Claro que, desde Ricardo, muita coisa mudou, e a própria Teoria da Vantagem Comparativa sofreu muitos aperfeiçoamentos importantes como, por exemplo, a Teoria da Vantagem Competitiva, criada por Michael Porter, professor de Harvard, há menos de 40 anos. Porter diz que entre as vantagens competitivas de um país estão inúmeros aspectos, como a competência e qualificação de seus recursos humanos, a infraestrutura existente ou o grau de rivalidade entre as empresas locais. Mas, para ele, recursos naturais em geral não são boas fontes de vantagens competitivas como eram para David Ricardo, e isso por que o mundo mudou muito nesse período.
Isso ficou evidente nestas últimas décadas, pois os países que se se voltaram para a produção de commodities não conseguiram avançar tanto quanto os países que fabricam produtos com alto conteúdo tecnológico.
Sem dúvida a China cresceu muito nesses últimos 35 anos porque foi hábil em saber utilizar suas vantagens competitivas que, nos anos de 1990, estavam basicamente focadas no baixo custo da sua mão de obra. Isso hoje já não é mais válido. Mas foram justamente as empresas norte-americanas que mais correram para se instalar na China e usufruir da vantagem chinesa para baixar custos de produção. Isso permitiu um crescimento estrondoso dessas empresas, que geraram muitos empregos — só que fora dos Estados Unidos.
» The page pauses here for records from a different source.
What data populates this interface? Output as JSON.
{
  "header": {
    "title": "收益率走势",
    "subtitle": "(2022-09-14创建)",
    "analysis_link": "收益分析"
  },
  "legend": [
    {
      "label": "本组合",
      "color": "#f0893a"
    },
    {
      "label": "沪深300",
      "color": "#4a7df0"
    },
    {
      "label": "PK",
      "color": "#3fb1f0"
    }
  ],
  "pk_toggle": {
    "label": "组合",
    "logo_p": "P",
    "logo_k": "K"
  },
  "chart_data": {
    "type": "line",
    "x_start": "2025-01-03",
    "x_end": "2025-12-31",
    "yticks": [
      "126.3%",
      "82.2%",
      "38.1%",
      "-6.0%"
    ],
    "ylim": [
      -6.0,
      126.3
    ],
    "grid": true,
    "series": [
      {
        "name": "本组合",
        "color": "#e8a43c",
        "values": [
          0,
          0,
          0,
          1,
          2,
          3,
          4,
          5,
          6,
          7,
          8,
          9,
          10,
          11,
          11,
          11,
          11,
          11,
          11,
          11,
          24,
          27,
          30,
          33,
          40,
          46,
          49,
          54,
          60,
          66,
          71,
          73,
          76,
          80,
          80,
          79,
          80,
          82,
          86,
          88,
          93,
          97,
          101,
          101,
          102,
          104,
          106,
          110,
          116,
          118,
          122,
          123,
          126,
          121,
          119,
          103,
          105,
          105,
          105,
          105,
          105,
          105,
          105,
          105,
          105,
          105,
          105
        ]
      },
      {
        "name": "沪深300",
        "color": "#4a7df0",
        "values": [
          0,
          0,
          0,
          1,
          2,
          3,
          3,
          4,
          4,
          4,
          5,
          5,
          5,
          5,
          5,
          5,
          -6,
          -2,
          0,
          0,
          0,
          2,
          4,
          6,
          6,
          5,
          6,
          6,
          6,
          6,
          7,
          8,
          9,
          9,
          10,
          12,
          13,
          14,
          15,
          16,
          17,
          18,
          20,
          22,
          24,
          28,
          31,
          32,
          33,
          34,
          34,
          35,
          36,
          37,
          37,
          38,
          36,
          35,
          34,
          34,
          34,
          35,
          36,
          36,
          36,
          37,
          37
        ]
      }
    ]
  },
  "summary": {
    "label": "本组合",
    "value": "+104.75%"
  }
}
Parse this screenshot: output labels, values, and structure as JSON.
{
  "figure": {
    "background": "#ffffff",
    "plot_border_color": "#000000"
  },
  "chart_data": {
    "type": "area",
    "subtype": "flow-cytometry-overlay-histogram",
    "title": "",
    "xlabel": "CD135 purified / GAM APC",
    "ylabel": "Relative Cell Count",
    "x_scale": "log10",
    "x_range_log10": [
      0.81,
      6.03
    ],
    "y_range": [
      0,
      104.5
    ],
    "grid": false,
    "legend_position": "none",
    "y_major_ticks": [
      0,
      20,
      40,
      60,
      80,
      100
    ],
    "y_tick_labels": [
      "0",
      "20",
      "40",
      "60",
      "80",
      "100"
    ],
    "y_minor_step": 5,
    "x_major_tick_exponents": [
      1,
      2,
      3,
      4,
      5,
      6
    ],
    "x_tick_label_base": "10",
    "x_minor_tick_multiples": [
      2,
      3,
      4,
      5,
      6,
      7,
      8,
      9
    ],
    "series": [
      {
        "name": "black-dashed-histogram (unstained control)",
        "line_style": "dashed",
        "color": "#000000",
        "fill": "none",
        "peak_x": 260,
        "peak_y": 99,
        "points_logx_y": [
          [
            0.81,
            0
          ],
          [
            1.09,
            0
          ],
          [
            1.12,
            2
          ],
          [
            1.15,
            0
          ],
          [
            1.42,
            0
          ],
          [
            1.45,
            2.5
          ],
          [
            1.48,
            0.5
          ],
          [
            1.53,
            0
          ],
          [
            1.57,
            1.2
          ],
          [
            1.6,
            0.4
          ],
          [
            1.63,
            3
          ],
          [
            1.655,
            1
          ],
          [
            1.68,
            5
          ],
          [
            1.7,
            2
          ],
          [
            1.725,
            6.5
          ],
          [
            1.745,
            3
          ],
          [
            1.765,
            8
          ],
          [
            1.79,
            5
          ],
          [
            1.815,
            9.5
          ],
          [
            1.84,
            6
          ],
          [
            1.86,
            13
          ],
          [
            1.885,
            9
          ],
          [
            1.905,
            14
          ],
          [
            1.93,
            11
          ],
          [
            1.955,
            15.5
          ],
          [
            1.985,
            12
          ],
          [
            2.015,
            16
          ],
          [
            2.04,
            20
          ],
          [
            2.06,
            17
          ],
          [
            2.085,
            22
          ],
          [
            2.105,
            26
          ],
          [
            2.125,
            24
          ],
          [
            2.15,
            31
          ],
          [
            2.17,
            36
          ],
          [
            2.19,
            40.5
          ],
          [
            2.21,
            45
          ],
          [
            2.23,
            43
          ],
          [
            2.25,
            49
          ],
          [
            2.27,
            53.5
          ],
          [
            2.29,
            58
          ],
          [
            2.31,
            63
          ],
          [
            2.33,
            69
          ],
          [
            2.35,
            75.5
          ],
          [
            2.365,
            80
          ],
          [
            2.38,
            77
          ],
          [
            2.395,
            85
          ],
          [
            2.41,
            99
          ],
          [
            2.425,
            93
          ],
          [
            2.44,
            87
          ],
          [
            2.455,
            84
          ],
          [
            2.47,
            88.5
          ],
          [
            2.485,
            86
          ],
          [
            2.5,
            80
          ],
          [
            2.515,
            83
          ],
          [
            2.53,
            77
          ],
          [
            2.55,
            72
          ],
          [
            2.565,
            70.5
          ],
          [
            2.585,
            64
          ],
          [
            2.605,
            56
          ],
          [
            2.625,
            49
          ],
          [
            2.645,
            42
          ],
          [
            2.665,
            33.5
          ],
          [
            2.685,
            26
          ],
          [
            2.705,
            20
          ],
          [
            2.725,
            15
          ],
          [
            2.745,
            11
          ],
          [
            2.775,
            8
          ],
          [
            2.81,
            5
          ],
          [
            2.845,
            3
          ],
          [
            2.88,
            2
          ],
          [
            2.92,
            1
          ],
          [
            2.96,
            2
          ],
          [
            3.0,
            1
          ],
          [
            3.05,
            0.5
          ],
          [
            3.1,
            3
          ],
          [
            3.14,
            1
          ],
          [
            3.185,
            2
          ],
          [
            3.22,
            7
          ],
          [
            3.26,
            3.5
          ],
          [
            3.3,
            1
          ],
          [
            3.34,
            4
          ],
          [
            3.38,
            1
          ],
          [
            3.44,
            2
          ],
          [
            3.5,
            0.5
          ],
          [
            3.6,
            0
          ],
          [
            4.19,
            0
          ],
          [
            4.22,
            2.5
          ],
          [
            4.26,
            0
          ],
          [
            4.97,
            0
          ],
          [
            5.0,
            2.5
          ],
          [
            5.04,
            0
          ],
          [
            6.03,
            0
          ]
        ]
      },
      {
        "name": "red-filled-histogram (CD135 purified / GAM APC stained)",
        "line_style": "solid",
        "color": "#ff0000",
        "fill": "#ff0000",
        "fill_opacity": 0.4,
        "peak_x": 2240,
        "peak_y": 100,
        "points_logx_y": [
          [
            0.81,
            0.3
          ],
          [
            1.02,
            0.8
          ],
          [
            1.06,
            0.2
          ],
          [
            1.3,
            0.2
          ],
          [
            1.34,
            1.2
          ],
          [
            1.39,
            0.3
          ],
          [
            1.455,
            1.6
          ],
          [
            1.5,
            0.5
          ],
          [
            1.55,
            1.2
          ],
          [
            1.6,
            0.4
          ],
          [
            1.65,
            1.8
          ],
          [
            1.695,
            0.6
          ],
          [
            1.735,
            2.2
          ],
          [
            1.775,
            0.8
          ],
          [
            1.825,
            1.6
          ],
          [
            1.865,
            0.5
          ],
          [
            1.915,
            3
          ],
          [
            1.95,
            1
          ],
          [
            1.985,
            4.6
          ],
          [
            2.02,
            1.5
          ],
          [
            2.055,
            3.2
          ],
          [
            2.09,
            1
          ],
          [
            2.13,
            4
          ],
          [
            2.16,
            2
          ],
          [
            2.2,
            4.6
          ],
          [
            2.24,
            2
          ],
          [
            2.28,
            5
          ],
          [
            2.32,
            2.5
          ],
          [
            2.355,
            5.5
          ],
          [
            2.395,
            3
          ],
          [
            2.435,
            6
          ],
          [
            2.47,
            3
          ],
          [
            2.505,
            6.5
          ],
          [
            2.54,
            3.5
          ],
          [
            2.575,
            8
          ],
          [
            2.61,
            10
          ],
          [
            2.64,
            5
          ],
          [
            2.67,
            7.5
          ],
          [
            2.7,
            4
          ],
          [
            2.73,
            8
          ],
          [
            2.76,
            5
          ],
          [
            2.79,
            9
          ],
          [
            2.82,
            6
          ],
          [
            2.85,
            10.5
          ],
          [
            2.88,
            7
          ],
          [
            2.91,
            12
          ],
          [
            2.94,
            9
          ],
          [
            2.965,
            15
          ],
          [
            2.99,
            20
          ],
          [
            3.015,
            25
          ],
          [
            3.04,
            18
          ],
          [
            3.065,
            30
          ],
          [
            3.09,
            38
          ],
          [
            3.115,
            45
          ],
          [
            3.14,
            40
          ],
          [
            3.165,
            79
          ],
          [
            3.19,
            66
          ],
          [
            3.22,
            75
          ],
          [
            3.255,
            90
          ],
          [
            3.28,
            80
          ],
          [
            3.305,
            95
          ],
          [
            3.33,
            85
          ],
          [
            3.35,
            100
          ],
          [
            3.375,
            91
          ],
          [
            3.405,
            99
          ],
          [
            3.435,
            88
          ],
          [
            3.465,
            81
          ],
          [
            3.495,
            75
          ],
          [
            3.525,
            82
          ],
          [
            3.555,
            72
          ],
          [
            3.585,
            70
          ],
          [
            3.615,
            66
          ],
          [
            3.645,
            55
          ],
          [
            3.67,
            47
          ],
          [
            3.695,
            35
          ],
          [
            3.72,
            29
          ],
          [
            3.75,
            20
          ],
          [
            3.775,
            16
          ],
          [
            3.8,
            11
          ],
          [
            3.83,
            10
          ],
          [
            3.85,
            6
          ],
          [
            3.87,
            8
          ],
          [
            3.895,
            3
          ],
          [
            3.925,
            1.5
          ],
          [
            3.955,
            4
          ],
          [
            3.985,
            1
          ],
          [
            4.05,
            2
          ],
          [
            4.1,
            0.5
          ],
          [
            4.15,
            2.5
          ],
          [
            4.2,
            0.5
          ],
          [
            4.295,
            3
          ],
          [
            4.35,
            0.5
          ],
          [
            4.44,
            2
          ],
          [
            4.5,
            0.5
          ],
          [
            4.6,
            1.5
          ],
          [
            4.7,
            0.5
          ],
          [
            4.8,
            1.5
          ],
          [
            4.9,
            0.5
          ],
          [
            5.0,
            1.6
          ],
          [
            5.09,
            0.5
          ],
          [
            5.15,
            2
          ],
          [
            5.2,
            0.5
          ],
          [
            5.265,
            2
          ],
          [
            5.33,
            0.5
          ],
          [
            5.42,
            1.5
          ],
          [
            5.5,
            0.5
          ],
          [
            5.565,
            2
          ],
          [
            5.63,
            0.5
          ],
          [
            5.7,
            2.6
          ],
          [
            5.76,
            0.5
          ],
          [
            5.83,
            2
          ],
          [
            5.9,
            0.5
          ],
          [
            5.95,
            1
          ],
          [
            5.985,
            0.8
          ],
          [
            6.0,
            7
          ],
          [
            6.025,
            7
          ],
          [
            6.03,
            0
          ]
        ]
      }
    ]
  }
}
Essa é uma verdade econômica que Trump não vai conseguir mudar. Alguém precisa explicar para ele que hoje os produtos contém partes, componentes e peças que são produzidos em diferentes países. E, nesse jogo, os Estados Unidos sempre se deram muito bem. Mudar as regras impondo as mega taxas já está levando à guerra comercial que inevitavelmente vai reduzir o tamanho do comércio intenacional e prejudicar todos os países ao mesmo tempo.